Di bibir pantai yang sepi, aku berdiri di hadapan Avicennia dan Brugueira yang sedang terbata-bata mengeja angin melalui mulut stomata yang terbuka. Aku sendiri, mengalungkan sisa cahaya senja, sambil mengeja terbata-bata beberapa pasal tentang cinta.
1) Cinta seorang ibunda yang berbaring sembari memeluk nafas teratur bayinya yang tertidur. Dari sudut mulutnya yang sedikit mengering, meluncurlah kalimat-kalimat pendek yang mengapung hening. Berupa doa-doa yang memanjat angkasa dengan suara-suara setenang riak telaga.
2) Cinta seorang pertapa kepada Tuhannya yang telah membuatkan gua dan garba tempatnya melantunkan tembang-tembang kerinduan terhadap kebaikan dan kemuliaan. Atas nama dharma kemanusiaan. Demi teguh dan kokohnya kemaslahatan.
3) Cinta sepotong pagi yang menggeliat ringan setelah terjaga dari penghujung mimpi yang berat. Terhadap embun-embun yang tidak pernah membiarkan pelepah dan daun-daun terperangkap karat. Bagi mereka, tarian dan dansa sebelum cahaya pertama, adalah nuansa romansa paling paripurna.

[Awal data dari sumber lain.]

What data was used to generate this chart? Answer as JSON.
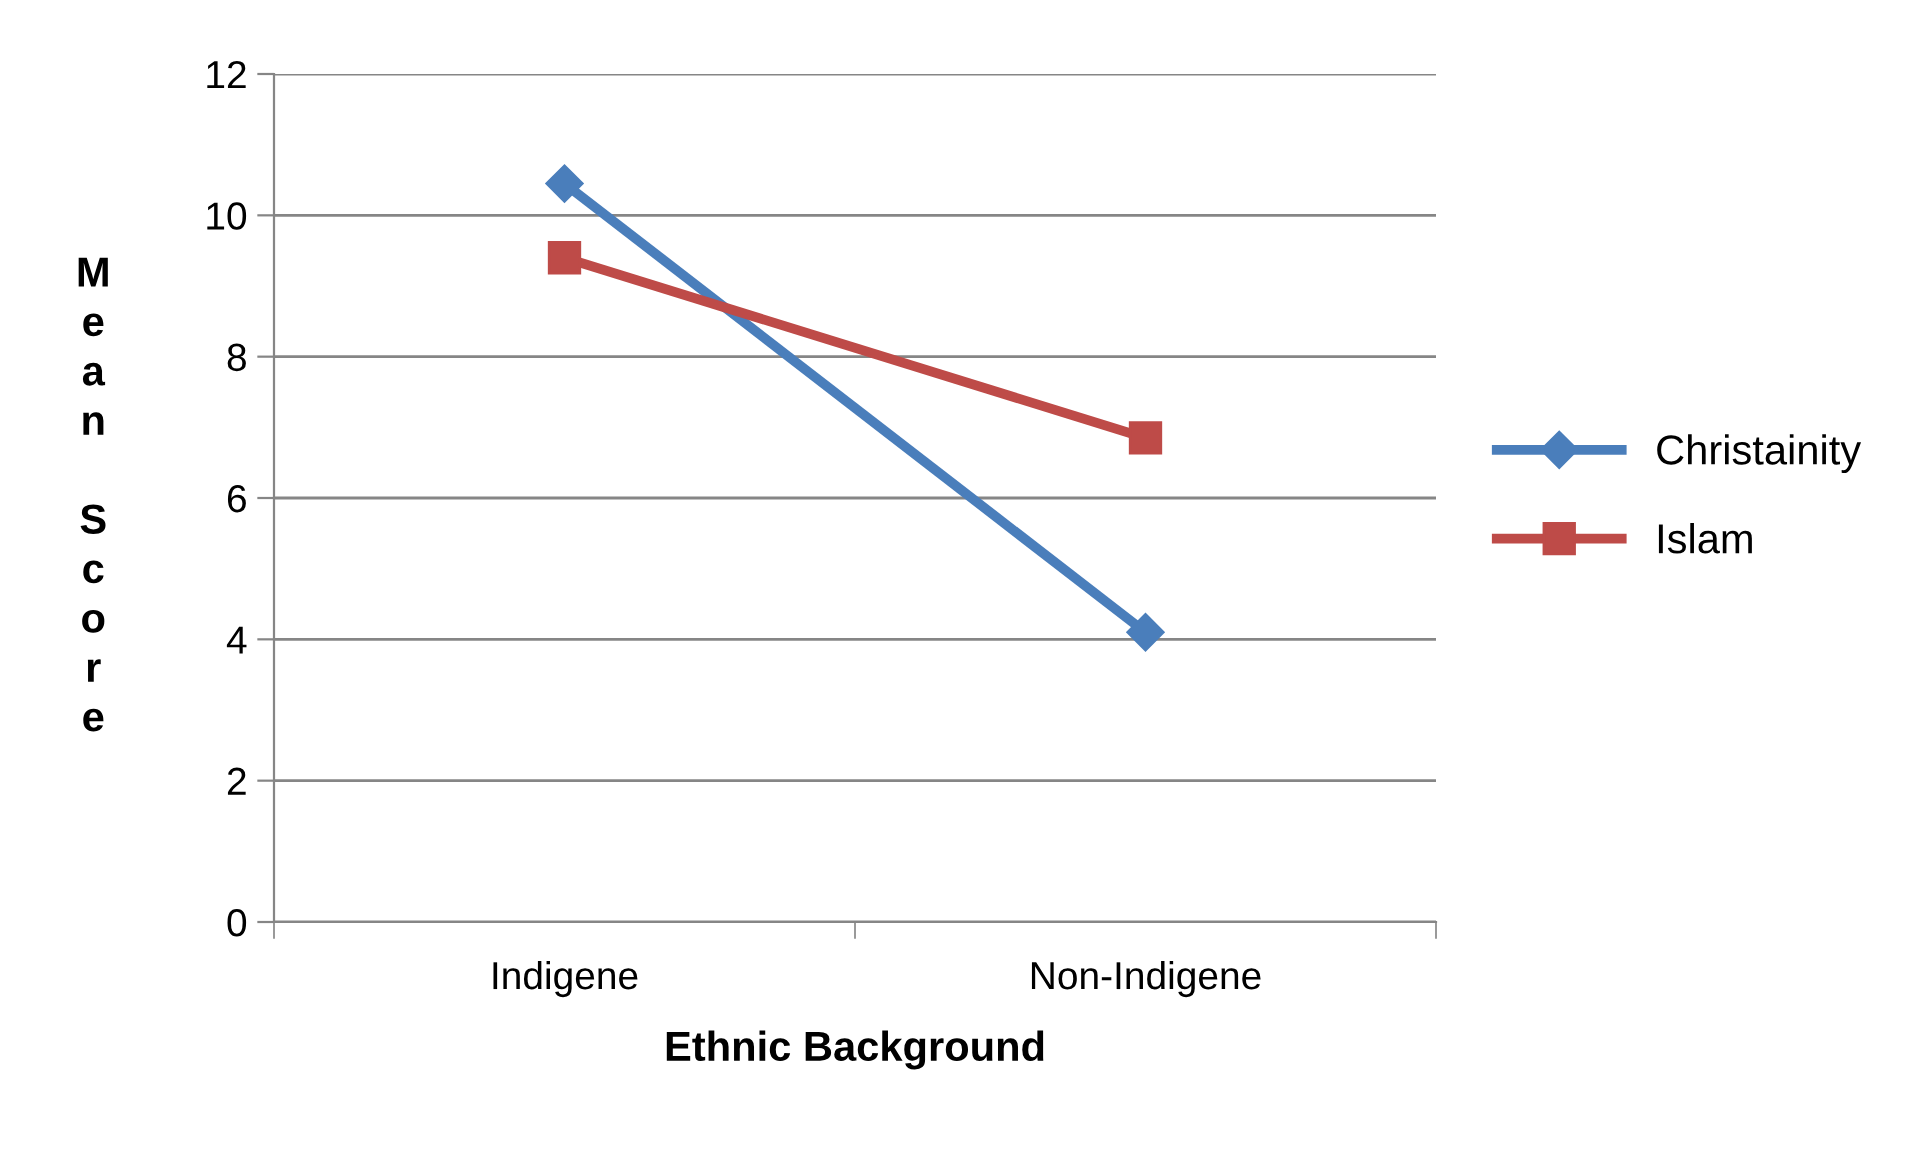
{
  "chart_data": {
    "type": "line",
    "xlabel": "Ethnic Background",
    "ylabel": "Mean Score",
    "categories": [
      "Indigene",
      "Non-Indigene"
    ],
    "series": [
      {
        "name": "Christainity",
        "color": "#4a7ebb",
        "values": [
          10.45,
          4.1
        ],
        "marker": "diamond"
      },
      {
        "name": "Islam",
        "color": "#be4b48",
        "values": [
          9.4,
          6.85
        ],
        "marker": "square"
      }
    ],
    "ylim": [
      0,
      12
    ],
    "yticks": [
      0,
      2,
      4,
      6,
      8,
      10,
      12
    ],
    "grid": "y",
    "legend": "right",
    "line_style": "solid"
  }
}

4) Cinta seorang pengembara yang tersesat di gurun pasir lalu menemukan tangkai bunga kaktus meneteskan air di tenggorokan seekor anjing gembala yang sedang tergopoh-gopoh mencari tuannya semenjak savana menghilang dari penglihatan. Digantikan oleh tundra yang ditumbuhi musim dingin dari kota-kota yang berangin.
5) Cinta setitik gerimis kepada tempayan tipis yang menampung kejatuhannya dengan penuh kelembutan. Di musim-musim yang masih dipenuhi kekerasan. Dari keruhnya udara, hingga merebaknya air mata. Akibat cuaca yang seringkali dipulasara. Oleh manusia yang lupa di mana meletakkan hatinya.
Pasal-pasal itu kemudian dibukukan. Agar bisa menjadi bahan bacaan. Bagi para duafa cinta yang benar-benar telah kehabisan percakapan.